A ordem reina em Varsóvia, anunciou o ministro Sebastini na Câmara francesa quando, depois de um terrível assalto sobre o bairro de Praga, a soldadesca de Suvarov entrou na capital polonesa para começar o seu trabalho de carrascos contra os insurgentes.
“A ordem reina em Berlim!”, proclama triunfalmente a imprensa burguesa entre nós, bem como os ministros Ebert e Noske e os oficiais das tropas vitoriosas, para quem a gentalha pequeno-burguesa de Berlim agita os lenços e emite os seus hurras. A glória e a honra das armas alemãs estão a salvo perante a história mundial. Os que combateram miseravelmente no Flandres e em Argonne podem agora restabelecer o seu nome mediante a brilhante vitória atingida sobre trezentos espartaquistas que lhes resistiram no prédio do [jornal socialdemocrata] Vorwaerts. As primeiras e gloriosas irrupções das tropas inimigas na Bélgica e os tempos do general Von Emmich, o imortal vencedor de Lieja, tornaram-se pálidos ao serem comparados com este das façanhas efetivadas pelos Reinhardt e os seus “camaradas” nas ruas de Berlim. Os delegados dos sitiados no Vorwaerts, enviados como parlamentares para tratarem da sua rendição, foram destroçados a pancadas de garrote pela soldadesca governamental, e isto aconteceu até tal ponto que não foi possível reconhecer os seus cadáveres. Quanto aos prisioneiros, foram pendurados dos muros e assassinados de tal maneira que muitos deles tinham o cérebro fora do seu crânio. Quem lembraria ainda, depois destes fatos gloriosos, nas vergonhosas derrotas impingidas aos alemães pelos franceses, os ingleses e os americanos? Spartacus é o inimigo e Berlim o campo de batalha em que somente sabem vencer os nossos oficiais. Noske, “o operário”, é o general que sabe organizar a vitória ali onde Lundendorff fracassa.

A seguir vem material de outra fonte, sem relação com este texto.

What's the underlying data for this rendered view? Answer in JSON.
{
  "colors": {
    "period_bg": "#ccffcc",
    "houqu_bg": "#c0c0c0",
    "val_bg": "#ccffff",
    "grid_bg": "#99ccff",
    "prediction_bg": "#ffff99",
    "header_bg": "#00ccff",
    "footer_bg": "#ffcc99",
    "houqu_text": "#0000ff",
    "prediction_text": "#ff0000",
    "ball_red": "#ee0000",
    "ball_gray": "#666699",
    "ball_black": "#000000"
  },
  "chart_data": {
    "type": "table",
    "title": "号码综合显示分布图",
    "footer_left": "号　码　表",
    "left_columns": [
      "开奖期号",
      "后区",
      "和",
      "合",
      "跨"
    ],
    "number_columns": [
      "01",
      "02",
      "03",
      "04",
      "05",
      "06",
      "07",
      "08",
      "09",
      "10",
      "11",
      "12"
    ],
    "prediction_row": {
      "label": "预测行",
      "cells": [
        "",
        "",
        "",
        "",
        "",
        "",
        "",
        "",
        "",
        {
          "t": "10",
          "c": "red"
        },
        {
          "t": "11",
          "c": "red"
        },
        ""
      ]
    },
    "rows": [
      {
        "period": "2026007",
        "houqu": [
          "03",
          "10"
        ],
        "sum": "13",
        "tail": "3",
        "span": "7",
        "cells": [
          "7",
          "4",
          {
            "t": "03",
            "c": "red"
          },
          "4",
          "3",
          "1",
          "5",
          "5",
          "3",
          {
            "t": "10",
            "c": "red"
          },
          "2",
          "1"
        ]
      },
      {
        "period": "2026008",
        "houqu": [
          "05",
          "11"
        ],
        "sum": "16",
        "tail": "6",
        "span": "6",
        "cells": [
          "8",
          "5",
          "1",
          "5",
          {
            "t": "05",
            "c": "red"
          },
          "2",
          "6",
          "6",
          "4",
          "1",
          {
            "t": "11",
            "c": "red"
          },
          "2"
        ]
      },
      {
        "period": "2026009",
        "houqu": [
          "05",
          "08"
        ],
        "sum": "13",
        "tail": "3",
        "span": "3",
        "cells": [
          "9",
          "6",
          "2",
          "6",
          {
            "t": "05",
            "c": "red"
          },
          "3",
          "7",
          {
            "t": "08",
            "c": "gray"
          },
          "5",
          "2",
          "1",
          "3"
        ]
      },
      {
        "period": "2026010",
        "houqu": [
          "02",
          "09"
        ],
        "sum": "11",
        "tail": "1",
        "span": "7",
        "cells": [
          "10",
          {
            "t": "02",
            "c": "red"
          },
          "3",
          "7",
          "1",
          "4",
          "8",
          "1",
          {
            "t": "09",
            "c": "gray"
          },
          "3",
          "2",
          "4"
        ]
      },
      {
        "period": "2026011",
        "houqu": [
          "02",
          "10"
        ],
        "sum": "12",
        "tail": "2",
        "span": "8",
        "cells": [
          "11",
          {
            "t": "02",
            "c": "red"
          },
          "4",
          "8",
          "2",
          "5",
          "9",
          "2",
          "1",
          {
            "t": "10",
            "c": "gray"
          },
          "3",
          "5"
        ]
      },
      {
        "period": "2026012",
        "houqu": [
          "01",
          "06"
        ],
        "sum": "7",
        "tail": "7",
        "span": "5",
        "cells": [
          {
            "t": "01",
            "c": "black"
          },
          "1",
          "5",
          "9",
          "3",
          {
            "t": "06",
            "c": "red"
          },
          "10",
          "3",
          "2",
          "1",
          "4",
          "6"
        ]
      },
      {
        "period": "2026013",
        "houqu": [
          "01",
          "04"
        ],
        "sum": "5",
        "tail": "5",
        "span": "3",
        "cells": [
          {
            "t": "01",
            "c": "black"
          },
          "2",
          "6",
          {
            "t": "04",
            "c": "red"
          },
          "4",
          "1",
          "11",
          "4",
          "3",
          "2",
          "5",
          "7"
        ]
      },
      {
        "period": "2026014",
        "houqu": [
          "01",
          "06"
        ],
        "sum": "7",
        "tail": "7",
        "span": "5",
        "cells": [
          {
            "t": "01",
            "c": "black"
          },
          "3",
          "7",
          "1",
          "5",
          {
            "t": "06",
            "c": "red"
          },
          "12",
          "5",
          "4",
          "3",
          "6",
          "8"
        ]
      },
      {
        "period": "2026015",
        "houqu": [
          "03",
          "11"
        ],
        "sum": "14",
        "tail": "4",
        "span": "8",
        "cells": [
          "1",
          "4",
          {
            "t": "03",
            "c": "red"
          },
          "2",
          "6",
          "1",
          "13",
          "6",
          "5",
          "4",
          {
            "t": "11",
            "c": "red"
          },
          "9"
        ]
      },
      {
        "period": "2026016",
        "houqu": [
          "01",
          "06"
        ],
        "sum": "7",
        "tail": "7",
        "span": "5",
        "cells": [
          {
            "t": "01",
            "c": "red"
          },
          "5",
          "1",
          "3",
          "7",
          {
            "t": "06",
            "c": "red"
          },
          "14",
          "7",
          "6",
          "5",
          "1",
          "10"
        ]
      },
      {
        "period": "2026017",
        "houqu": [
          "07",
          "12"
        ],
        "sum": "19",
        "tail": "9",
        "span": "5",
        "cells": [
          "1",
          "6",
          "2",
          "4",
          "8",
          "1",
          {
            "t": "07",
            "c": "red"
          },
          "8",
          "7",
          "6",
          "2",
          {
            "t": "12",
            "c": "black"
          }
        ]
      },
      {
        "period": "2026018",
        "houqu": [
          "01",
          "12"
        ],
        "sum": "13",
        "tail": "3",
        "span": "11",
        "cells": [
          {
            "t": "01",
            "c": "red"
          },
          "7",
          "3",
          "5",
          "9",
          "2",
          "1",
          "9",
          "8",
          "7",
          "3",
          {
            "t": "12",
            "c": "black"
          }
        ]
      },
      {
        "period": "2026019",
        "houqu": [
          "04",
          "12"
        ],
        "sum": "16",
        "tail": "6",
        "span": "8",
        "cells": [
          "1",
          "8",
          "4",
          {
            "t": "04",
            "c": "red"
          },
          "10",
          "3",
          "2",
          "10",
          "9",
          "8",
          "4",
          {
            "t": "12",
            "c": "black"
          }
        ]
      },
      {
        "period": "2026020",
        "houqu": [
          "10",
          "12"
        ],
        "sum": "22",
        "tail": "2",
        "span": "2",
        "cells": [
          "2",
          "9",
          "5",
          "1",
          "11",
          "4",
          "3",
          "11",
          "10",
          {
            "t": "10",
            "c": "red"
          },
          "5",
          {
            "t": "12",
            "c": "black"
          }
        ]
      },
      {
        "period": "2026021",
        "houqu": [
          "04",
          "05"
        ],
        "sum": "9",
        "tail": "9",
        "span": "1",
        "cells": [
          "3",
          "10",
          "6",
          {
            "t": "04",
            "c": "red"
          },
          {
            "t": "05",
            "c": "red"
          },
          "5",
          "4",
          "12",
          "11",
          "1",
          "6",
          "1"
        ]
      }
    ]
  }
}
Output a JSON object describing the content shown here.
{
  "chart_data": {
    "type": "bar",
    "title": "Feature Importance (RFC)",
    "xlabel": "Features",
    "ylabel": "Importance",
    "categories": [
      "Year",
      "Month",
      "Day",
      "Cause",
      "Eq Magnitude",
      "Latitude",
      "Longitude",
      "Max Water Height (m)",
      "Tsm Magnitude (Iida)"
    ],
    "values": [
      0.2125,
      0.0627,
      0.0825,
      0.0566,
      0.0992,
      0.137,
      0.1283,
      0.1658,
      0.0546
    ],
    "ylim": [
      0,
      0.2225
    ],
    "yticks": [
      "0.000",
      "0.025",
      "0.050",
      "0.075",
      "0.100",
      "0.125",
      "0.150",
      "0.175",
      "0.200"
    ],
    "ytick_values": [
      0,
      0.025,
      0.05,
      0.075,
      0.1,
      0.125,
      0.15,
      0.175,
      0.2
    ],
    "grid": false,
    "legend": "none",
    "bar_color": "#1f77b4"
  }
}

Como não pensar aqui na matilha vitoriosa que impunha anos antes “a ordem” em Paris, nessa bacanal da burguesia sobre os cadáveres dos combatentes da Comuna? Era a mesma burguesia que acabava de capitular vergonhosamente face aos prussianos e que tinha abandonado a capital do país ao inimigo de fora para fugir ela própria como covardes abjetos. Então é que puderam mostrar a sua viril coragem os filhinhos-de-papai e toda a “juventude dourada” que mandava em Versalhes face aos proletários parisienses mal equipados e sem armas, contra as suas mulheres e os seus filhos! Estes filhos de Marte, pregados até o dia anterior ante o inimigo estrangeiro, souberam de repente ser cruéis e bestiais em face de umas vítimas sem defesa, em face de umas centenas de prisioneiros e moribundos.
“A ordem reina em Varsóvia!”, “A ordem reina em Berlim!”. Eis como proclamam as suas vitórias os guardas da “Ordem” através de todos os exércitos que se estendem de um lado para outro da luta histórica mundial. A destituição dos vencedores não indica mais do que o final de uma etapa da “Ordem” que deve ser mantida e proclamada periodicamente, mediante toda a classe de sangrentos assassinos, sem deter-se na sua marcha para o seu destino histórico, quer dizer, para o seu fim.
O quê tem agregado esta semana aos nossos ensinamentos? Em primeiro lugar, ainda no meio da luta e dos gritos vitoriosos da contrarrevolução, os proletários revolucionários puderam chegar a medir os acontecimentos e os seus resultados com a grande medida da história. E isto aconteceu assim porque resulta que a Revolução não tem tempo a perder e, em consequência, persegue a sua vitória por cima das tumbas e por baixo das habituais vitórias e derrotas.
Reconhecer as suas linhas de orientação e seguir os seus caminhos com plena consciência é a tarefa fundamental de todos os que lutam pela vitória do socialismo internacional.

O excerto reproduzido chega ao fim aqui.